The antidote has to come from yourself because nobody else will take responsibility for improving your life and knows your interests like you. Simply having drinks with someone after work may not suffice. Most people have public faces they show. Even if they talk about important things they care about deeply, they protect their deep feelings from public view from being hurt before. Not that you have to get deep with everyone, but that’s the direction you go in to learn about people besides their corporate role and you’ll face that resistance. Also, a lot of people don’t like their work, so the first opening up you’ll get is their complaining about work. You have to take responsibility to listen and understand but move past that subject. You’ll also hear a bunch of public topics they’ve learned to share but don’t reveal much about them — their favorite movies, books, or vacations; how much they love their kids or cats; and things like that. Seemingly personal topics, but threadbare from overuse.

You’ll get four great benefits if you do, which I predict you’ll find more than worth the effort.

First, your workplace will become more human. You’ll take more interest in people the more facets and dimension you see in them. They’ll understand you more as you inevitably open up more to them. You’ll understand why people act as they do, leading to less frustration, impatience, anxiety, and related emotions coming from internal conflict between your expectations and their behavior — that is, less “Why does he do that!?!?”

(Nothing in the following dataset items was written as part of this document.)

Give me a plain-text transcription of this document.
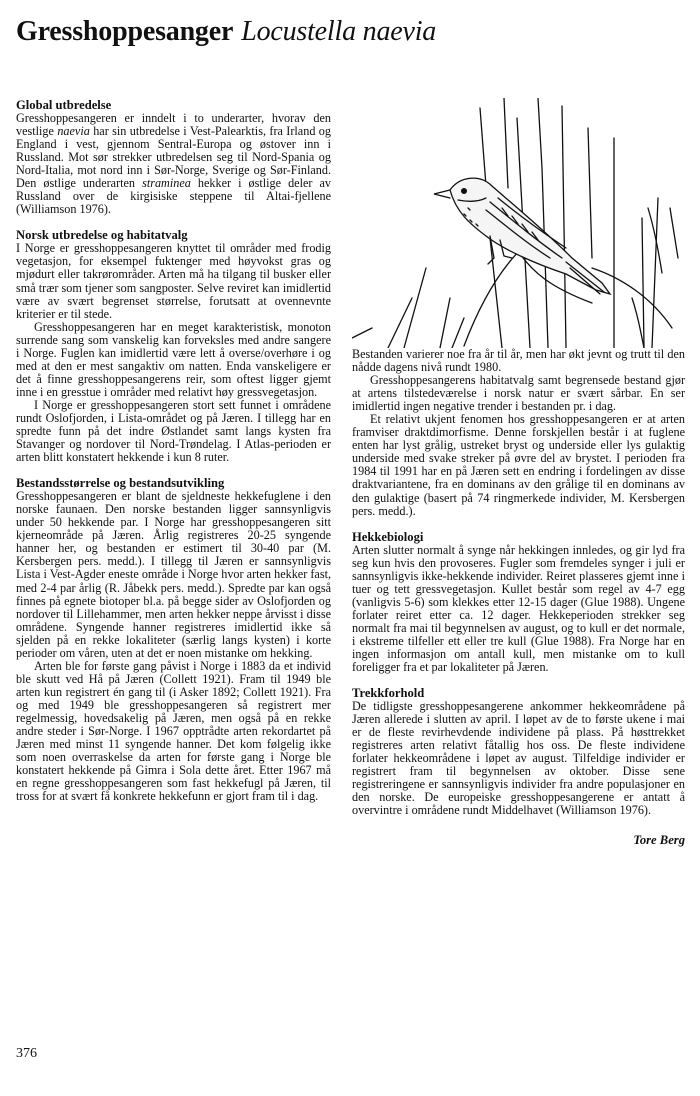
Gresshoppesanger Locustella naevia
Global utbredelse

Gresshoppesangeren er inndelt i to underarter, hvorav den vestlige naevia har sin utbredelse i Vest-Palearktis, fra Irland og England i vest, gjennom Sentral-Europa og østover inn i Russland. Mot sør strekker utbredelsen seg til Nord-Spania og Nord-Italia, mot nord inn i Sør-Norge, Sverige og Sør-Finland. Den østlige underarten straminea hekker i østlige deler av Russland over de kirgisiske steppene til Altai-fjellene (Williamson 1976).

Norsk utbredelse og habitatvalg

I Norge er gresshoppesangeren knyttet til områder med frodig vegetasjon, for eksempel fuktenger med høyvokst gras og mjødurt eller takrørområder. Arten må ha tilgang til busker eller små trær som tjener som sangposter. Selve reviret kan imidlertid være av svært begrenset størrelse, forutsatt at ovennevnte kriterier er til stede.

Gresshoppesangeren har en meget karakteristisk, monoton surrende sang som vanskelig kan forveksles med andre sangere i Norge. Fuglen kan imidlertid være lett å overse/overhøre i og med at den er mest sangaktiv om natten. Enda vanskeligere er det å finne gresshoppesangerens reir, som oftest ligger gjemt inne i en gresstue i områder med relativt høy gressvegetasjon.

I Norge er gresshoppesangeren stort sett funnet i områdene rundt Oslofjorden, i Lista-området og på Jæren. I tillegg har en spredte funn på det indre Østlandet samt langs kysten fra Stavanger og nordover til Nord-Trøndelag. I Atlas-perioden er arten blitt konstatert hekkende i kun 8 ruter.

Bestandsstørrelse og bestandsutvikling

Gresshoppesangeren er blant de sjeldneste hekkefuglene i den norske faunaen. Den norske bestanden ligger sannsynligvis under 50 hekkende par. I Norge har gresshoppesangeren sitt kjerneområde på Jæren. Årlig registreres 20-25 syngende hanner her, og bestanden er estimert til 30-40 par (M. Kersbergen pers. medd.). I tillegg til Jæren er sannsynligvis Lista i Vest-Agder eneste område i Norge hvor arten hekker fast, med 2-4 par årlig (R. Jåbekk pers. medd.). Spredte par kan også finnes på egnete biotoper bl.a. på begge sider av Oslofjorden og nordover til Lillehammer, men arten hekker neppe årvisst i disse områdene. Syngende hanner registreres imidlertid ikke så sjelden på en rekke lokaliteter (særlig langs kysten) i korte perioder om våren, uten at det er noen mistanke om hekking.

Arten ble for første gang påvist i Norge i 1883 da et individ ble skutt ved Hå på Jæren (Collett 1921). Fram til 1949 ble arten kun registrert én gang til (i Asker 1892; Collett 1921). Fra og med 1949 ble gresshoppesangeren så registrert mer regelmessig, hovedsakelig på Jæren, men også på en rekke andre steder i Sør-Norge. I 1967 opptrådte arten rekordartet på Jæren med minst 11 syngende hanner. Det kom følgelig ikke som noen overraskelse da arten for første gang i Norge ble konstatert hekkende på Gimra i Sola dette året. Etter 1967 må en regne gresshoppesangeren som fast hekkefugl på Jæren, til tross for at svært få konkrete hekkefunn er gjort fram til i dag.

Bestanden varierer noe fra år til år, men har økt jevnt og trutt til den nådde dagens nivå rundt 1980.

Gresshoppesangerens habitatvalg samt begrensede bestand gjør at artens tilstedeværelse i norsk natur er svært sårbar. En ser imidlertid ingen negative trender i bestanden pr. i dag.

Et relativt ukjent fenomen hos gresshoppesangeren er at arten framviser draktdimorfisme. Denne forskjellen består i at fuglene enten har lyst grålig, ustreket bryst og underside eller lys gulaktig underside med svake streker på øvre del av brystet. I perioden fra 1984 til 1991 har en på Jæren sett en endring i fordelingen av disse draktvariantene, fra en dominans av den grålige til en dominans av den gulaktige (basert på 74 ringmerkede individer, M. Kersbergen pers. medd.).

Hekkebiologi

Arten slutter normalt å synge når hekkingen innledes, og gir lyd fra seg kun hvis den provoseres. Fugler som fremdeles synger i juli er sannsynligvis ikke-hekkende individer. Reiret plasseres gjemt inne i tuer og tett gressvegetasjon. Kullet består som regel av 4-7 egg (vanligvis 5-6) som klekkes etter 12-15 dager (Glue 1988). Ungene forlater reiret etter ca. 12 dager. Hekkeperioden strekker seg normalt fra mai til begynnelsen av august, og to kull er det normale, i ekstreme tilfeller ett eller tre kull (Glue 1988). Fra Norge har en ingen informasjon om antall kull, men mistanke om to kull foreligger fra et par lokaliteter på Jæren.

Trekkforhold

De tidligste gresshoppesangerene ankommer hekkeområdene på Jæren allerede i slutten av april. I løpet av de to første ukene i mai er de fleste revirhevdende individene på plass. På høsttrekket registreres arten relativt fåtallig hos oss. De fleste individene forlater hekkeområdene i løpet av august. Tilfeldige individer er registrert fram til begynnelsen av oktober. Disse sene registreringene er sannsynligvis individer fra andre populasjoner en den norske. De europeiske gresshoppesangerene er antatt å overvintre i områdene rundt Middelhavet (Williamson 1976).

Tore Berg
376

Second, your ability to influence will skyrocket. Access to people’s emotions and what they care about allows you to motivate them as opposed to manipulating them, which happens more when you only have access to external incentives relevant to their roles. You can act more entrepreneurially by working with people distant from you on the organization chart, whom you’ll no longer feel you need justification to talk to. You’ll feel you can do things because you want to, not because you have to, so you can take initiative.

Third, by blaming others less for your problems and taking responsibility for your relationships, you’ll take more responsibility for your work and likely find yourself getting more responsibility, challenges, and opportunities at work. Blaming others for your problems makes you feel better by removing blame from yourself, but it focuses on the past, which you can’t change, and takes away power from you.

Fourth, all your relationships will improve, including with your family and friends. This happens because the business skills you develop are also social skills that apply in all relationships.